Spoek Mathambo - Father Creeper
2012
Label: Sub Pop

The Sound Of Low Class Amerika

In schöner Regelmäßigkeit kommen aus dem Hause Rhymesayers vergessenswerte, trotzdem um die Aufmerksamkeit von Hip Hop-Journalisten und -hörern buhlende Scheiben, die kein Problem damit haben, einen ultraspießigen Sound aufzufahren, mit dem eigentlich kein Blumentopf mehr zu gewinnen ist und mit dem man dem Gros der restlichen Releases nichts entgegenzusetzen hat. "The Sound Of Low Class Amerika" gefällt sich selbst als Massenmobilisierungs-Sound, bringt jedoch keinerlei Durchschlagskraft ein. Die Beats sind so spießig-langweilig, dass man sich alles Mögliche als Abwechslung vorstellen kann, weshalb selbst eine Produktion von Lil Jon für eine kurz anhaltende Zufriedenheit sorgen würde. Dann wäre da noch I Self Devine selbst, der sich hier als großer Moralist aufspielt, aber mit seiner komplett unauffälligen Stimme eher das unsichtbare Gespenst in einem 55-minütigen Spuk darstellt.

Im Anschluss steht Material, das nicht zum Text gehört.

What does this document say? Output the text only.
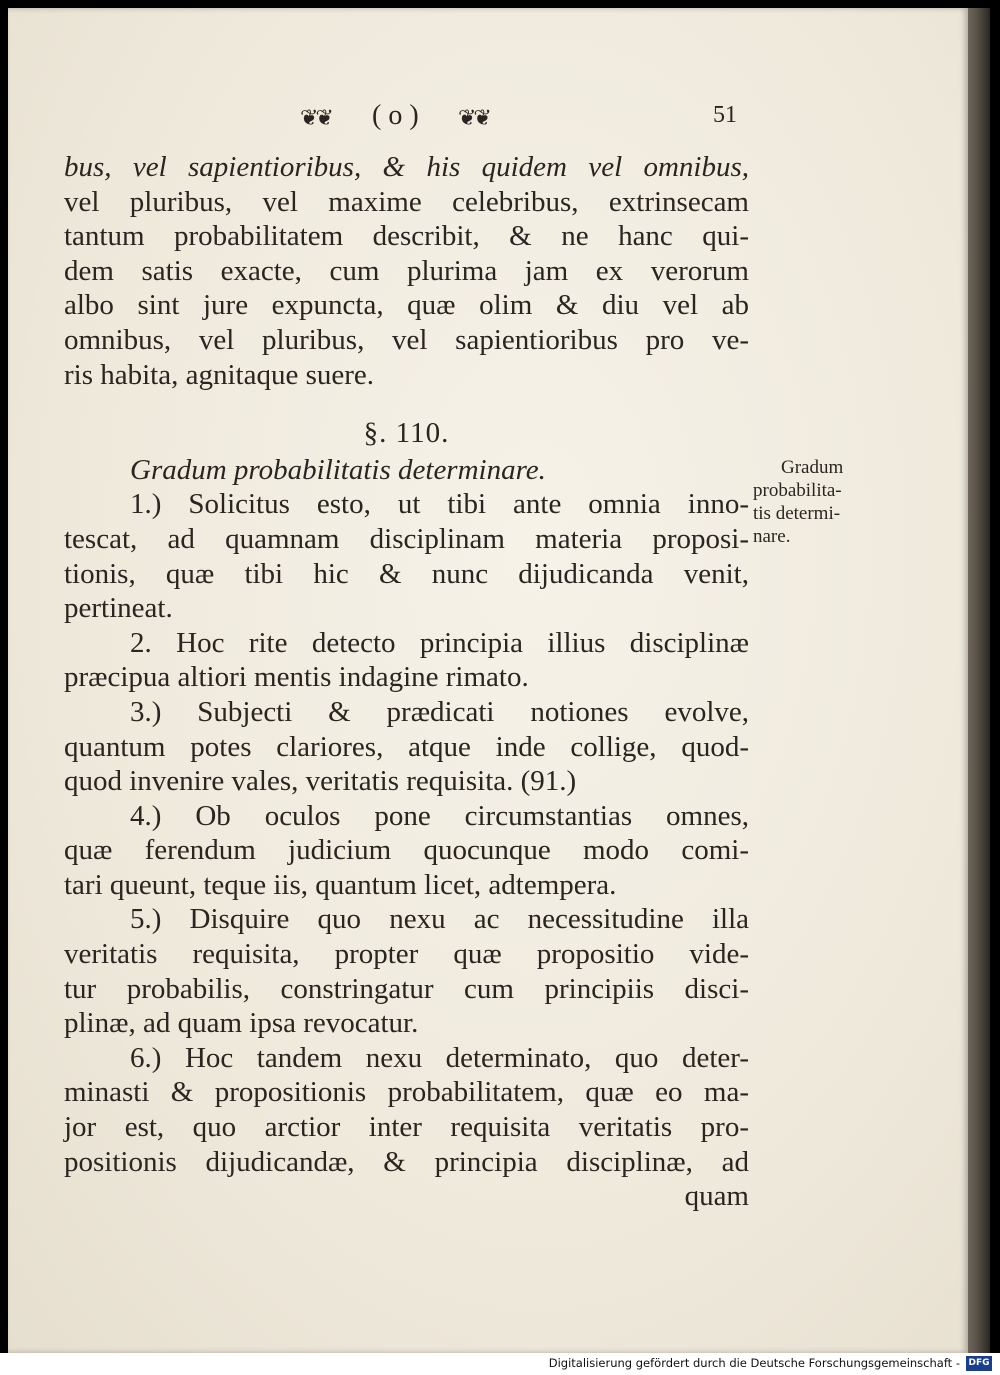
❦❦ ( o ) ❦❦	51
bus, vel sapientioribus, & his quidem vel omnibus,
vel pluribus, vel maxime celebribus, extrinsecam
tantum probabilitatem describit, & ne hanc qui-
dem satis exacte, cum plurima jam ex verorum
albo sint jure expuncta, quæ olim & diu vel ab
omnibus, vel pluribus, vel sapientioribus pro ve-
ris habita, agnitaque suere.
§. 110.
Gradum probabilitatis determinare.
1.) Solicitus esto, ut tibi ante omnia inno-
tescat, ad quamnam disciplinam materia proposi-
tionis, quæ tibi hic & nunc dijudicanda venit,
pertineat.
2. Hoc rite detecto principia illius disciplinæ
præcipua altiori mentis indagine rimato.
3.) Subjecti & prædicati notiones evolve,
quantum potes clariores, atque inde collige, quod-
quod invenire vales, veritatis requisita. (91.)
4.) Ob oculos pone circumstantias omnes,
quæ ferendum judicium quocunque modo comi-
tari queunt, teque iis, quantum licet, adtempera.
5.) Disquire quo nexu ac necessitudine illa
veritatis requisita, propter quæ propositio vide-
tur probabilis, constringatur cum principiis disci-
plinæ, ad quam ipsa revocatur.
6.) Hoc tandem nexu determinato, quo deter-
minasti & propositionis probabilitatem, quæ eo ma-
jor est, quo arctior inter requisita veritatis pro-
positionis dijudicandæ, & principia disciplinæ, ad
quam
Gradum
probabilita-
tis determi-
nare.
Digitalisierung gefördert durch die Deutsche Forschungsgemeinschaft - DFG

I Self Devine - The Sound Of Low Class Amerika
2012
Label: Rhymesayers

Satellite Kite

Über das Anliegen mancher Rapper, über Gott und Religion Texte zu verfassen, gibt es erst einmal nichts Negatives zu sagen. Aber muss man es wie die Jungs von Beautiful Eulogy machen? Im Friedefreudeeierkuchen-Stil Jesus feiern und krankhaft die Wohlfühl-Tasten betätigen, damit die Christen zu dieser CD beruhigt einschlafen können? "Satellite Kite" gehört zu jenen Alben, die mir persönlich durch ihre nervigen Lyrics alles kaputtmachen. Doch Achtung: Wem Lyrics nicht sehr wichtig sind bzw. wer kein Problem mit christlichen Botschaften hat, deren Basis eine optimistische Fröhlichkeit ist, sollte sich das frei downloadbare Album anhören, weil hier rap- und beattechnisch in der Breite ganz großes Kino aufgefahren wird. Beautiful Eulogy sind übrigens Braille, Odd Thomas und der Produzent Courtland Urbano.